# General template for create a new dataset from scratch

This example creates the same raw dataset as in the [`Add-csv-template.ipynb`](https://cookiecutter-easydata.readthedocs.io/en/latest/Add-csv-template/) example, but does it completely generally without using a function from `helpers`. Any (non-derived) dataset can be added in this way.
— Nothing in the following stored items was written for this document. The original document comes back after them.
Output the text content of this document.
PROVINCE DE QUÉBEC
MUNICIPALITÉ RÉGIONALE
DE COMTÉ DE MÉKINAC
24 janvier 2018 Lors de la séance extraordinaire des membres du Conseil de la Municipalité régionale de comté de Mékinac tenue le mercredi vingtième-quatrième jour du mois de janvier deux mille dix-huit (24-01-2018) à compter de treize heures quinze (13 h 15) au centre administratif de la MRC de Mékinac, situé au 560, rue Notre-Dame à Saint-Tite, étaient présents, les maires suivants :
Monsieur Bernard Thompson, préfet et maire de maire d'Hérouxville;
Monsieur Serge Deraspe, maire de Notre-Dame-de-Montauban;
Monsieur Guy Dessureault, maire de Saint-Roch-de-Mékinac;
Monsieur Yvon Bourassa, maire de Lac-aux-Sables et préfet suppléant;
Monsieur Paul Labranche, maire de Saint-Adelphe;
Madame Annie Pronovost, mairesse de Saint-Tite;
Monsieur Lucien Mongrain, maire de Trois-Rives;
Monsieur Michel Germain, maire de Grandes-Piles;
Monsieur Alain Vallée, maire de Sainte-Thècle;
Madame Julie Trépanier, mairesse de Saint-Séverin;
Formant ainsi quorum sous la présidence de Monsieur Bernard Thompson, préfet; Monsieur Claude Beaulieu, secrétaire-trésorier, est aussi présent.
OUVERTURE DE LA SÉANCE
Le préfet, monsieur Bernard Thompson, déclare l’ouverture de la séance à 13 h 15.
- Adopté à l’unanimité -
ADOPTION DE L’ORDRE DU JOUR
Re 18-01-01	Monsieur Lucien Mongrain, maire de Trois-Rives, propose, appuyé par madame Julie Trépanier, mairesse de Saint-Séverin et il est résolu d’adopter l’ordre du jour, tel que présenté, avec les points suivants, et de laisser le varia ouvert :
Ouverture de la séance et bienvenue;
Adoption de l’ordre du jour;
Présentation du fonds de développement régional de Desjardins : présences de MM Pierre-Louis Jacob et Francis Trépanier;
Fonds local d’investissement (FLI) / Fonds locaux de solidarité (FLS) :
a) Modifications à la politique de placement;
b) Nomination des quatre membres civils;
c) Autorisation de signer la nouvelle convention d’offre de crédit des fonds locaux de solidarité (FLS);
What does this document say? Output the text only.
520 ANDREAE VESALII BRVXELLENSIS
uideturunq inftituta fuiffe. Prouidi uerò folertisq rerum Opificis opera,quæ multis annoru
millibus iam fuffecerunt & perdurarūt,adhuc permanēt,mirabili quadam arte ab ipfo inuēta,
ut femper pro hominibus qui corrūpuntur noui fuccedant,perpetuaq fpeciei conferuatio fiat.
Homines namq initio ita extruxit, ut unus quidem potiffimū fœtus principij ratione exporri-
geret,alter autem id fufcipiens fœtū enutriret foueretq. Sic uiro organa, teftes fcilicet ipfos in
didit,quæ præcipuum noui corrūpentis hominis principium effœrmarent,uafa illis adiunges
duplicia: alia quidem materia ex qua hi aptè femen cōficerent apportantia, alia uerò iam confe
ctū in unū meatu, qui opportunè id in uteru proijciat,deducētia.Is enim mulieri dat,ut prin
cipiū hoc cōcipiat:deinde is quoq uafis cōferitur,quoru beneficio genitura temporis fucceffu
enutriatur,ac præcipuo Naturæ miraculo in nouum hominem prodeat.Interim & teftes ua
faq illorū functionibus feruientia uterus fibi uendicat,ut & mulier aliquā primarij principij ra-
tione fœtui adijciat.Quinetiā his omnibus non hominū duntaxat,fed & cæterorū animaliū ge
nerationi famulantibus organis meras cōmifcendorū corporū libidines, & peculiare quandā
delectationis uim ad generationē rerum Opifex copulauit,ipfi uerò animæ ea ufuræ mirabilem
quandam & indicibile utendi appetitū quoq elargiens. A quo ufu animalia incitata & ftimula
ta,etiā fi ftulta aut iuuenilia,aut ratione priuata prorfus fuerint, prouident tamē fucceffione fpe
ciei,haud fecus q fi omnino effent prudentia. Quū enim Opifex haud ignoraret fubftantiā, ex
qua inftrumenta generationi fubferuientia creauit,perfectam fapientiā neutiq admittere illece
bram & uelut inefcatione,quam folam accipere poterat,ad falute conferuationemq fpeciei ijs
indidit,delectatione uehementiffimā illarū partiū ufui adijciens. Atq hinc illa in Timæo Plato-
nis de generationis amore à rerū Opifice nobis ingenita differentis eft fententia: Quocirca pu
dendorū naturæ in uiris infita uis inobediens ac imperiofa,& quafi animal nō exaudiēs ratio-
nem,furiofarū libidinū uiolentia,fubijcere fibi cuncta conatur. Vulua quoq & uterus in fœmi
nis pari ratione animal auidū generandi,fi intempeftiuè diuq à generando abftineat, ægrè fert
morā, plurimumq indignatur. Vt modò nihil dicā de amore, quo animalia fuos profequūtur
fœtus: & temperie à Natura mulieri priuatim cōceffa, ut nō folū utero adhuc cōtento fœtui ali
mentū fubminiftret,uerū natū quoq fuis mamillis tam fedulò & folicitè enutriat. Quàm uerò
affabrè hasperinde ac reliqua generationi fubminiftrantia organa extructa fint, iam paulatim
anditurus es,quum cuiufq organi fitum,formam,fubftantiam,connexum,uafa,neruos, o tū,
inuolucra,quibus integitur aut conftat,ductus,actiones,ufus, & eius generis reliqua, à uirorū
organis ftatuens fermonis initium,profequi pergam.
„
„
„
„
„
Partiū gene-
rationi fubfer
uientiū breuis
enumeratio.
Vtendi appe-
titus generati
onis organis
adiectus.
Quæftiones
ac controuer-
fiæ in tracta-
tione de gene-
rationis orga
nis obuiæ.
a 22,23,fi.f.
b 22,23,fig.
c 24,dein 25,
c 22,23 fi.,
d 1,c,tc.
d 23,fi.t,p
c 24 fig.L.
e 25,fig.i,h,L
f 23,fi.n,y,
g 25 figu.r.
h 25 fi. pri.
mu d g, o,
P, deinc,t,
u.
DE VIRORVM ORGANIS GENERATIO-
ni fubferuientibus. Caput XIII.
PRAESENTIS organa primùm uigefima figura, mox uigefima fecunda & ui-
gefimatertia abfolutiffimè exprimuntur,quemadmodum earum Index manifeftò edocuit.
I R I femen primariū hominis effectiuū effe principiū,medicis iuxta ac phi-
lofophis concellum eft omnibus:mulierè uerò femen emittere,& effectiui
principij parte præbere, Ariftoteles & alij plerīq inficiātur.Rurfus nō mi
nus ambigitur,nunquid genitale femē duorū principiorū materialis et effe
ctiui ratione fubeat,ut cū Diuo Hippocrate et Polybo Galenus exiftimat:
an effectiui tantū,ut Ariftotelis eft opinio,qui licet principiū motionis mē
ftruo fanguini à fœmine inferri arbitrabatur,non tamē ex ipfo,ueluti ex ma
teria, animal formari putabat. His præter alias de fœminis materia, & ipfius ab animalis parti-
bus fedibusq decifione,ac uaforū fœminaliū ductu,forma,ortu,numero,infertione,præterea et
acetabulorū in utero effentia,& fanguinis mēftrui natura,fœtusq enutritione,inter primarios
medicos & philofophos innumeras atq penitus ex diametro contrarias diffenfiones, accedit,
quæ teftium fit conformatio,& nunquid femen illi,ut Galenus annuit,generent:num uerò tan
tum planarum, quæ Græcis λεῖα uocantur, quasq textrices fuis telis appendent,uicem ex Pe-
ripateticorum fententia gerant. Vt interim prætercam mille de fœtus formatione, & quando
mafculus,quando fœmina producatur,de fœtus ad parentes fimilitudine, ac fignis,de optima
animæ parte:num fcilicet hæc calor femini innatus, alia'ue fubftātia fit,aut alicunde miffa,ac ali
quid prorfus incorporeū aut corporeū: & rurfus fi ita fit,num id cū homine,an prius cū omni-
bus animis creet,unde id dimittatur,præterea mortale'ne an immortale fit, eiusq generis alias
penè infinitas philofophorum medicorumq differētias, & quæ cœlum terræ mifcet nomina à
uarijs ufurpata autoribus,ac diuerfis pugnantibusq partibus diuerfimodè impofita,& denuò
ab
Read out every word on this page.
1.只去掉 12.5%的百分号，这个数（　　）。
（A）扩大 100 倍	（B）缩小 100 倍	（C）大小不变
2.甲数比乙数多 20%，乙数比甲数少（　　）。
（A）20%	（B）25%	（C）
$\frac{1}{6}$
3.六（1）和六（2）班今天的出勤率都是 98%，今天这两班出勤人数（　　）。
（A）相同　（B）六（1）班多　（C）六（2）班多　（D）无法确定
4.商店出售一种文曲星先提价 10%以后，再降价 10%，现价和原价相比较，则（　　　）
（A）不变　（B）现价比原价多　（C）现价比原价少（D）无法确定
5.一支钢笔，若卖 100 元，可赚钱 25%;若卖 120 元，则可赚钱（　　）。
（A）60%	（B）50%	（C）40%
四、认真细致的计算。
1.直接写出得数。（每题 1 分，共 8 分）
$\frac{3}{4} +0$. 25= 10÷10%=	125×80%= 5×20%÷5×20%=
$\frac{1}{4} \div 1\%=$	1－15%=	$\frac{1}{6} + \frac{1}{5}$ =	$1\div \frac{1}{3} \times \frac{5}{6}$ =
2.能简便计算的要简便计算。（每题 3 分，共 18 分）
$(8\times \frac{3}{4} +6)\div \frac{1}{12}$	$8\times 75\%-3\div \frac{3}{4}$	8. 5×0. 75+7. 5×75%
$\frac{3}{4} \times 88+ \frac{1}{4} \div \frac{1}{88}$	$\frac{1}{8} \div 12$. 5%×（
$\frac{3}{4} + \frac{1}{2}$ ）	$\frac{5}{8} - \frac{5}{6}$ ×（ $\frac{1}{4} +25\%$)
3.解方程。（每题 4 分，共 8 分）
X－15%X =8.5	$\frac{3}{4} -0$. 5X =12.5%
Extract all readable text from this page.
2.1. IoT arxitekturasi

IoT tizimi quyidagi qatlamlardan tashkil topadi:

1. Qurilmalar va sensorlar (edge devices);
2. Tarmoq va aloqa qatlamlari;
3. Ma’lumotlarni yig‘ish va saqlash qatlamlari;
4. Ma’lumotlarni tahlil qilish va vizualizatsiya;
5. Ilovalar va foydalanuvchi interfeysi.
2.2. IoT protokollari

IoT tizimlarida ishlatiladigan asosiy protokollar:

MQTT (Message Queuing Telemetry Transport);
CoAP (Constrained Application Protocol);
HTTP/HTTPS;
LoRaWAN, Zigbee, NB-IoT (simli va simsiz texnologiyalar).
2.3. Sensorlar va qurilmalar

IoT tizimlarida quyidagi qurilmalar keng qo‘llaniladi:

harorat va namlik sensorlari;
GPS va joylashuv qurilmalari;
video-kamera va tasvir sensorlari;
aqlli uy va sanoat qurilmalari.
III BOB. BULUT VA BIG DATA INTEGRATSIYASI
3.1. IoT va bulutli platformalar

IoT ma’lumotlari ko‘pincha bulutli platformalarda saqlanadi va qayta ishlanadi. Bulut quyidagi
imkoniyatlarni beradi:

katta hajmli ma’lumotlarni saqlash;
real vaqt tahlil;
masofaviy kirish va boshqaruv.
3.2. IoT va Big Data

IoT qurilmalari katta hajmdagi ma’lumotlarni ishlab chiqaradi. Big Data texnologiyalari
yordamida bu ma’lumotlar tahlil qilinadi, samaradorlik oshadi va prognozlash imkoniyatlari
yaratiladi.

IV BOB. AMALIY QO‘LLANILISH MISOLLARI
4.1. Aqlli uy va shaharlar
We'll use this as an example of a non-manual download. 

## Basic imports

In [None]:
%load_ext autoreload
%autoreload 2

In [None]:
# Basic utility functions
import logging
import os
import pathlib
from pprint import pprint

from src.log import logger
from src import paths
from src.utils import list_dir
from functools import partial

# data functions
from src.data import DataSource, Dataset, DatasetGraph, Catalog
from src import helpers

In [None]:
# Optionally set to debug log level
logger.setLevel(logging.DEBUG)

## Create a DataSource



In [None]:
ds_name = 'covid-19-epidemiology-raw'
dsrc = DataSource(ds_name)

In [None]:
url = 'https://storage.googleapis.com/covid19-open-data/v2/epidemiology.csv'

In [None]:
filename = 'epidemiology.csv' # path relative to paths['raw_data_path'] for the file

In [None]:
license = """
[CC-BY 4.0](https://github.com/GoogleCloudPlatform/covid-19-open-data/blob/main/output/CC-BY)
"""

In [None]:
metadata = """
The epidemiology table from Google's [COVID-19 Open-Data dataset](https://github.com/GoogleCloudPlatform/covid-19-open-data). 

The full dataset contains datasets of daily time-series data related to COVID-19 for over 20,000 distinct locations around the world. The data is at the spatial resolution of states/provinces for most regions and at county/municipality resolution for many countries such as Argentina, Brazil, Chile, Colombia, Czech Republic, Mexico, Netherlands, Peru, United Kingdom, and USA. All regions are assigned a unique location key, which resolves discrepancies between ISO / NUTS / FIPS codes, etc. The different aggregation levels are:

    0: Country
    1: Province, state, or local equivalent
    2: Municipality, county, or local equivalent
    3: Locality which may not follow strict hierarchical order, such as "city" or "nursing homes in X location"

There are multiple types of data:

    Outcome data Y(i,t), such as cases, tests, hospitalizations, deaths and recoveries, for region i and time t
    Static covariate data X(i), such as population size, health statistics, economic indicators, geographic boundaries
    Dynamic covariate data X(i,t), such as mobility, search trends, weather, and government interventions

The data is drawn from multiple sources, as listed below, and stored in separate tables as CSV files grouped by context, which can be easily merged due to the use of consistent geographic (and temporal) keys as it is done for the main table.

One of these files is the epidemiology.csv file used here.
"""

This example uses `add_url`, but there are other options such as `add_manual_download` and `add_google_drive`. 

In [None]:
dsrc.add_url(url=url, file_name=filename, unpack_action='copy')
dsrc.add_metadata(contents=metadata, force=True)
dsrc.add_metadata(contents=license, kind='LICENSE', force=True)

In [None]:
dsrc.file_dict

### Create a process function
By default, we recommend that you use the `process_extra_files` functionality and then use a transformer function to create a derived dataset, but you can optionally create your own.

In [None]:
from src.data.extra import process_extra_files
process_function = process_extra_files
process_function_kwargs = {'file_glob':'*.csv',
                           'do_copy': True,
                           'extra_dir': ds_name+'.extra',
                           'extract_dir': ds_name}

In [None]:
help(process_function)

In [None]:
dsrc.process_function = partial(process_function, **process_function_kwargs)

In [None]:
dsrc.update_catalog()

In [None]:
dsc = Catalog.load('datasources')
dsc[ds_name]

In [None]:
%%time
dsrc.fetch()

In [None]:
%%time
dsrc.unpack()

## Create a Dataset from the DataSource

In [None]:
from src.data import DatasetGraph

In [None]:
paths['catalog_path']

In [None]:
dag = DatasetGraph(catalog_path=paths['catalog_path'])

In [None]:
dag.sources

In [None]:
dsc = Catalog.load('datasources'); dsc

In [None]:
dag.add_source(output_dataset=ds_name, datasource_name=ds_name, overwrite_catalog=True)

In [None]:
dc = Catalog.load('datasets'); dc

In [None]:
%%time
ds = Dataset.from_catalog(ds_name)

In [None]:
%%time
ds = Dataset.load(ds_name)

In [None]:
pprint(ds.metadata)

In [None]:
print(ds.LICENSE)

In [None]:
ds.EXTRA

In [None]:
ds.extra_file('epidemiology.csv')

In [None]:
ds.data is None

In [None]:
ds.target is None

## Check-in the new dataset
Finally don't forget to check in the new catalog files.